Transforming flexible working through modular work booths
Okamura, Japan’s foremost office furniture maker, joined our design leadership training programme called Design Immersion in 2019, with one of their designers relocating to London to co-work with us. Over three months, we strove to create solutions to a growing need for flexible working arrangement within a workplace.
Design Immersion is a collaborative innovation and design training programme that is hosted at our London studio. Running over periods from three months to one year, programmes help develop client team capabilities at the same time as co-creating design solutions to diverse business problems.
Immersed in the culture of our studio and guided by our team to find rich and diverse sources of inspiration, collaboratively explored the mercurial nature of work. The question we then asked ourselves was, “If job demands are ever changing, and office space is expensive, why is office furniture so static?”

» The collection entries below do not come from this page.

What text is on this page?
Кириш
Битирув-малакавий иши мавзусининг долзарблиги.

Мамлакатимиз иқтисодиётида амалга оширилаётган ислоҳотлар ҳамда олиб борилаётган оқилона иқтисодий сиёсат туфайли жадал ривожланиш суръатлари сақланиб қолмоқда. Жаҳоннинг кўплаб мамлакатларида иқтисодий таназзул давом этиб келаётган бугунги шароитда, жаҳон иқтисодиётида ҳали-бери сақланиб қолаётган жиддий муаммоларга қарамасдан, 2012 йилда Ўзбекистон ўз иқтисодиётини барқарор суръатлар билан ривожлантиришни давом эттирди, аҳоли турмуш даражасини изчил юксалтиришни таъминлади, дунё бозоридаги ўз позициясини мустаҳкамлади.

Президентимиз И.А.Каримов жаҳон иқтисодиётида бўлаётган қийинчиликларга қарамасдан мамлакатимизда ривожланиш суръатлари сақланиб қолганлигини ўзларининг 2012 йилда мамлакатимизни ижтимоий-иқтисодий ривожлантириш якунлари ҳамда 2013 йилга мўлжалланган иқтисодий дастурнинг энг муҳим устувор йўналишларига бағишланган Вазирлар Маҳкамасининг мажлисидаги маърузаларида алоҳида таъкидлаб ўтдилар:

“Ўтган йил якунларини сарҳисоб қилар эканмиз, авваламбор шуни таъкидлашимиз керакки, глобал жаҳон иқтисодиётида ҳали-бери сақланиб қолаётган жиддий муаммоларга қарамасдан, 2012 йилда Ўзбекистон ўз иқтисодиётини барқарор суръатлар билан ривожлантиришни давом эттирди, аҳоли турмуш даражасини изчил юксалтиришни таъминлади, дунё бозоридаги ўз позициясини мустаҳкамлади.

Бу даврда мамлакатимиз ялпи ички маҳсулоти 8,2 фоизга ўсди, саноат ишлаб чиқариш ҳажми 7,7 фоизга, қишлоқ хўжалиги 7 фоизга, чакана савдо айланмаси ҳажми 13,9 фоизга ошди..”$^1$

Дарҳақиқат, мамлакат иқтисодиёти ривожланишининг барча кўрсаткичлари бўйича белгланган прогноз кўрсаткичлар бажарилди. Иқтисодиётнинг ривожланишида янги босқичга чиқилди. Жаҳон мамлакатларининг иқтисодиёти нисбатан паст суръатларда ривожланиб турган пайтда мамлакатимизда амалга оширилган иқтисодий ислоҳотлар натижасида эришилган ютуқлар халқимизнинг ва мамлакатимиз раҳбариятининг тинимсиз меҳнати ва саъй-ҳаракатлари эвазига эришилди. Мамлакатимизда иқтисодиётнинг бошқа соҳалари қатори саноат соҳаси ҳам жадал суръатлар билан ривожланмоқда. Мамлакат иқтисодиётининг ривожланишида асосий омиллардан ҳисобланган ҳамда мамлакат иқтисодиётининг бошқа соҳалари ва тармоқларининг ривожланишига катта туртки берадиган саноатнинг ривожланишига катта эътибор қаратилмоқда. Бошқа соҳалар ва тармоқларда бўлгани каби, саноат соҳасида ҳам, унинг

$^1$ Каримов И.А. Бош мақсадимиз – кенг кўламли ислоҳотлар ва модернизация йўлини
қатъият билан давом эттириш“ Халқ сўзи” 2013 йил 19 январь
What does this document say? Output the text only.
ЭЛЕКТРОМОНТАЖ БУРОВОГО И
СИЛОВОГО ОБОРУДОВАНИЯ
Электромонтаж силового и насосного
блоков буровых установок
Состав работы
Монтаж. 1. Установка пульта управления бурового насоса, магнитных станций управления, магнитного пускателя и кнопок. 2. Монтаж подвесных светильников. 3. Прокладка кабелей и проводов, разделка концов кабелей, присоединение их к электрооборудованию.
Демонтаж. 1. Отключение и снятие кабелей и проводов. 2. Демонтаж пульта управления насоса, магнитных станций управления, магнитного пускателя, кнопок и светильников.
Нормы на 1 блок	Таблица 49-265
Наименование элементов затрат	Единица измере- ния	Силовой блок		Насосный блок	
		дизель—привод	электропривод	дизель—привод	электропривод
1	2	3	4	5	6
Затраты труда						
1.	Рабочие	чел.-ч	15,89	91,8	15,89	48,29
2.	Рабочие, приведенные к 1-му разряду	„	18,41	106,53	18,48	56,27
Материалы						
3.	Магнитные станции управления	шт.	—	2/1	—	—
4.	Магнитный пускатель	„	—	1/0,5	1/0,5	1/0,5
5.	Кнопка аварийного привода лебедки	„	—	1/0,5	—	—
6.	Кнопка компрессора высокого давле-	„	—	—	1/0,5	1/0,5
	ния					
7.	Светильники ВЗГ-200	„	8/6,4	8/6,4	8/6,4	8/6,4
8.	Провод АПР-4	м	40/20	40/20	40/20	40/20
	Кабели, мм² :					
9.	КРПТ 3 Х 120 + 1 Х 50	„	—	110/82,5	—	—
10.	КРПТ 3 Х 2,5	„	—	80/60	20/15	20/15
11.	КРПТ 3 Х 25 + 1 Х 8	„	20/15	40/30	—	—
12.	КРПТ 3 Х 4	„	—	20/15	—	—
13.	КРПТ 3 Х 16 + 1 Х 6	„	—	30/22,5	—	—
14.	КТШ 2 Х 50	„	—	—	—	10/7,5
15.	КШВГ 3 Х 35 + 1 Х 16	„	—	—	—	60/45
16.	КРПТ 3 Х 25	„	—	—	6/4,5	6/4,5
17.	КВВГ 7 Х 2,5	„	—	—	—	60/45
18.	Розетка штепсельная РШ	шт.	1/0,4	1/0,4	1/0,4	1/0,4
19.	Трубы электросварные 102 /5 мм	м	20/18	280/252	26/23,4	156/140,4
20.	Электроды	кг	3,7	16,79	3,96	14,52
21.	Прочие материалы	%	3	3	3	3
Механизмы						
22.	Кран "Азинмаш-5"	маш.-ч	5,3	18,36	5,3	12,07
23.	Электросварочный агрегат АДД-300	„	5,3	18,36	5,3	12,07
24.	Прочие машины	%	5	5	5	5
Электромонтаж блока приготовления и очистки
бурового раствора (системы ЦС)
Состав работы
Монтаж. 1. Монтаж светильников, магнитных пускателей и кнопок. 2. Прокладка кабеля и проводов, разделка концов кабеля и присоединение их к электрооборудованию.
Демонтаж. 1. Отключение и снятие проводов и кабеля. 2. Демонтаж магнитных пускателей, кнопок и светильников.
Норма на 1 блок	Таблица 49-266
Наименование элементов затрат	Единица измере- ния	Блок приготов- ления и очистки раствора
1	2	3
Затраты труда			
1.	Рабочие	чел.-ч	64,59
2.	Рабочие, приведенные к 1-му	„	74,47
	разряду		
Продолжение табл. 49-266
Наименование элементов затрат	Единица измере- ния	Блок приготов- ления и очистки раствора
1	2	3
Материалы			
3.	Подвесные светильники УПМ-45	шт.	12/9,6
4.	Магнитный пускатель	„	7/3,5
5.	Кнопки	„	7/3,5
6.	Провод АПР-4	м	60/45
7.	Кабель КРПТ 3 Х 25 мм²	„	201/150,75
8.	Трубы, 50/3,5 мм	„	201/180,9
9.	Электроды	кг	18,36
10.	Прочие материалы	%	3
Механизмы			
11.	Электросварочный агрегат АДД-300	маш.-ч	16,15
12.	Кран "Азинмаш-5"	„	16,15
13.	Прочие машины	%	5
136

Our research highlighted that for different tasks and situations people required flexibility throughout the day. We identified the need to create furniture to support a range of work scenarios.
The potential for a workspace that could provide both private spaces for introspection as well as larger more social and collaborative environments to interact with colleagues was identified.
The furniture needed to be easy to adapt, so we focused on sourcing superlight materials to make reconfiguration easy without tools.
‘Co-comori’, the modular work booth that can be reconfigured in minutes. The angle of its signature wall provides a welcoming entrance on one side and offers greater privacy on the other. When multiple booths are configured together, the angled walls create different distinctive forms depending on the arrangement.
Our collaborative co-working process has helped Okamura to create an inventive solution to flexible working, which has won critical acclaim and a Red Dot Award 2020.
The training program 'Design Immersion' provided by tangerine for Japanese companies fits well with Okamura's strategy to design for local cultures.